Budaya Senioritas di Masa Pengenalan.
Oeh : Taufik Rahman (1301110068)
28/September/2013
Masa
awal bagi seorang siswa baru untuk bergaul di sebuah sekolah-sekolah baik itu
negeri maupun swasta tidak lepas dari apa yang namanya Masa Orientasi. Yang
mana disebut-sebut bahwa itu adalah masa pengenalan bagi sang siswa baru dari
sekolahnya agar siswa tersebut ketika sudah memasuki proses pembelajaran tidak canggung lagi dalam
beradaptasi.
Namun
kenyataannya, di Indonesia entah sejak kapan dan sampai kapan masa pengenalan
ini menjadi “momok”bagoi setiap siswa baru yang hendak memasuki jenjang sekolah
yang leboih tinggi. Dan yang celakanya Persepsi tentang ketakutan hanya
dirasakn oleh siswa baru yangada di negeri ini. Perasaan itu bukannya muncul
dengan sendirinya tetapi dipicu oleh sebuah “budaya ” yang bisa kita namankan
budaya perpeloncoan.
Di sekolah-sekolah siswa baru di jadikan objek senioritas
oleh kaka kelas nya disuruh membawa barang dengan nama teka-teki yang pada akhirnya diserahakan kepada kaka
kelas seperti dijarah namun mereka berdalih ini adalh bagian dari pengembangan
intelektual siswa baru itu sendiri, lalu pertanyaannya apakah itu sesui dengan
nilai ketimuran di Indonesia yang menganut saling menghargai antar sesama dan
normatif ?.
tidak hanya sampai disitu, banyak dari siswa lama atau
bahkan semuanya berteriak-teriak tidak jelas dengan nada yang mengejek, nada
kasar, dan lain sebagainya kepada siswa baru dan dalih mereka lagi-lagi “ini
untuk mengembangkan mental ” sang siswa. lalu pertanyaannya apakah itu sesui
dengan nilai ketimuran di Indonesia yang menganut saling menghargai antar
sesama dan paham normatif ?.
“Main fisik”, push-up , sit up , lari keliling lapangan
dsb. Apakah itu mendidik ? sama sekali tidak.

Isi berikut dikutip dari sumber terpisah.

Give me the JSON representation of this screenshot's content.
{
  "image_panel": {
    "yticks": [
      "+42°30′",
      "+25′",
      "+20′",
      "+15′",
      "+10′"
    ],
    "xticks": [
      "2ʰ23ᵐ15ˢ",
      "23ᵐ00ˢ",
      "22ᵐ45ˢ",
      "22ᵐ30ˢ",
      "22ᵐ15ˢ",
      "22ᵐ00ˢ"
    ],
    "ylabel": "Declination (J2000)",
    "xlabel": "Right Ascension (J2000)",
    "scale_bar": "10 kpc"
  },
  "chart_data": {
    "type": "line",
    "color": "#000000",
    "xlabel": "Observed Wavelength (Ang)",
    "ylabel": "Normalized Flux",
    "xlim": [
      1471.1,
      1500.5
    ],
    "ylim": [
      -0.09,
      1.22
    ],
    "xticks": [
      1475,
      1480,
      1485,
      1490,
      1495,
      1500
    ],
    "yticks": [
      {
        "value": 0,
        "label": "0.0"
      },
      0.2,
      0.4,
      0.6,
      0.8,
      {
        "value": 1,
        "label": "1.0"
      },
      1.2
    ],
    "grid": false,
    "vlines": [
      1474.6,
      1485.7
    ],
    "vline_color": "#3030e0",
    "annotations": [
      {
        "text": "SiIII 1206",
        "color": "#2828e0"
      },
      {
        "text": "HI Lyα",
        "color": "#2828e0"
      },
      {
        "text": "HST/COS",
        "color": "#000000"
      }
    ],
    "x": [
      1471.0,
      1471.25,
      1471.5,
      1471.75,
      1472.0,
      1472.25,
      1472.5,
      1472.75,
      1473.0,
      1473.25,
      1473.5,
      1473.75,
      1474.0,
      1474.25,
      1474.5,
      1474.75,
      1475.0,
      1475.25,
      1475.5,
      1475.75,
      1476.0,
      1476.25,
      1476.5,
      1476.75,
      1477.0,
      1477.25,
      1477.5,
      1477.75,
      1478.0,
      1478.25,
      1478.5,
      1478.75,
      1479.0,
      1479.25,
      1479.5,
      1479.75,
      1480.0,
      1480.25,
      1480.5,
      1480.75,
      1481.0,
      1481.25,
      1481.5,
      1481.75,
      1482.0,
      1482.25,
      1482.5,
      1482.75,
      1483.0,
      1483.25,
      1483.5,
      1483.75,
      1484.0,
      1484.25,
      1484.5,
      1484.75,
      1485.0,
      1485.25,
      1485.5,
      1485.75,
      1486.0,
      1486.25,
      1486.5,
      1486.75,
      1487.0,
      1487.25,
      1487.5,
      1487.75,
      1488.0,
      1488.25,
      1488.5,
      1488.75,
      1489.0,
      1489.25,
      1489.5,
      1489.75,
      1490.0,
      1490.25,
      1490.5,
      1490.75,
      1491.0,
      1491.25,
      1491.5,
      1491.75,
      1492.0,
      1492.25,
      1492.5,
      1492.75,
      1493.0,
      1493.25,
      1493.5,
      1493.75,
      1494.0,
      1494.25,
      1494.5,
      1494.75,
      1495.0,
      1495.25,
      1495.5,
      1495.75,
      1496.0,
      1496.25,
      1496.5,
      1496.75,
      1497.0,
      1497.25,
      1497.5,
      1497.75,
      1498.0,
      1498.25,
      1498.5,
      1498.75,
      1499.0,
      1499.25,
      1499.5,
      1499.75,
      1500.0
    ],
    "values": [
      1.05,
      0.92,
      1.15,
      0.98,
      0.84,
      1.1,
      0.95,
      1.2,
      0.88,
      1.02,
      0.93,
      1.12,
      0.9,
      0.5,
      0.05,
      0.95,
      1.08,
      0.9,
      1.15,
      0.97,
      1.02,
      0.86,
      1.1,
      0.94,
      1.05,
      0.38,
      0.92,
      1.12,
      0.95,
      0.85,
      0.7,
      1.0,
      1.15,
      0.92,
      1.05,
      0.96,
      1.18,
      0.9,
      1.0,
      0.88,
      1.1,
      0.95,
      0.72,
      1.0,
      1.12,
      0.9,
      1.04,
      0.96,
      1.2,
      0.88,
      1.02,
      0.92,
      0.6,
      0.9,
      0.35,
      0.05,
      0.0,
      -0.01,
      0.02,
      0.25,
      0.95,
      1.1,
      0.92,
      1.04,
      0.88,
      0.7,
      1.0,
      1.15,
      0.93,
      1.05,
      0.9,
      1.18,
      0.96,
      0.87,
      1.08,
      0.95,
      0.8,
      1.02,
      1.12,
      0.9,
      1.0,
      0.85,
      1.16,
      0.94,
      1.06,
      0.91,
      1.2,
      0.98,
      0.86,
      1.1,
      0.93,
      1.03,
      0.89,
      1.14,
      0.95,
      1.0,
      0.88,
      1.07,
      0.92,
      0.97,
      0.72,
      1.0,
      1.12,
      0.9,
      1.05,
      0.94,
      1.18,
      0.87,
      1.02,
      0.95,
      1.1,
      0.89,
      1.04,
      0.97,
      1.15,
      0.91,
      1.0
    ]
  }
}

itu hanya memberikan efek jera tanpa adanya pemikiran dari sang siswa
baru bahwa disiplin itu adalah kewajiban personal bukan paksaan, dan hal itu
terbukti ketika kegiatan “MOS” yang menggunakan sistem terlambat & hukum
(push up .,dsb) juga tidak memberikan sikap disiplin itu kepada siswa, buktinya
ketika proses jam belajar aktif digalakan masih banyak siswa yang terlambat
tanpa sadar akan kewajiban .
Di zaman saya masih aktif jadi pengurus OSIS dahulu
kegiatan yang satu ini adalah kegiatan yang selalu masuk di program kerja
setiap tahunnya, di saat itu sayapun masih berpikir bahwa kegiatan ini adalah
penting untuk pendisiplinan dan juga disisi lain jadi ajang “senioritas” yang
mana bisa dikatakan saat itu saya masih terjebak di jaman jahiliyah. Namun
terlepas daripada kesalahan yang pernah saya lakukan dalam pengelolaan kegiatan
di tempo dulu itu , saya mengajak sekaligus menyarankan kepada pengurus OSIS yang sekaran untuk dapat
mengubah konsep kegiatn yang keras , kasar, dan sedikit sekali pemikiran
menjadi kegiatan yang berdasarkan kepada pendidikan intelektual, kompetisi, dan
normatif serta kekeluargaan sehingga hal itu akan berdampak kepada KBM yang
kondusif. Dengan menghilangkan unsur
kekerasan itu berarti kita telah juga menekan budaya kekerasan yang masih kental
di republik ini.
Namun disisi lain juga tentu hal ini bukan lah tanggung
jawab dari pengurus OSIS dan panitia pelaksana semata karena masih ada pihak
yang dikatakan bertanggung jawab atas terlaksananya kegiatan ini yaitu Kesiswaan,
dari bapak-ibu guru dapat mengkaji ulang kegiatan yang satu ini, karena hal ini
tentu akan sangat berpengaruh di KBM, berpengaruh kepada psikologi siswa , dan
seorang siswa yang psikologinya terganggu karena bentakan dan kekerasan pasti
akan sulit mencerna pelajaran yang di berikan dan juga akan memicu kekerasan lain diluar sekolah sebagaimana
kegiatn ini telah memberikan banyak hal yang berkaitan dengan perpeloncoan.
Pada akhirnya untuk menutup tulisan saya ini saya akan
mengutip sebuah kata-kata dari Plato
yang berbunyi : “Bagaimana anda belajar, maka seperti itu anda akan mengajar”.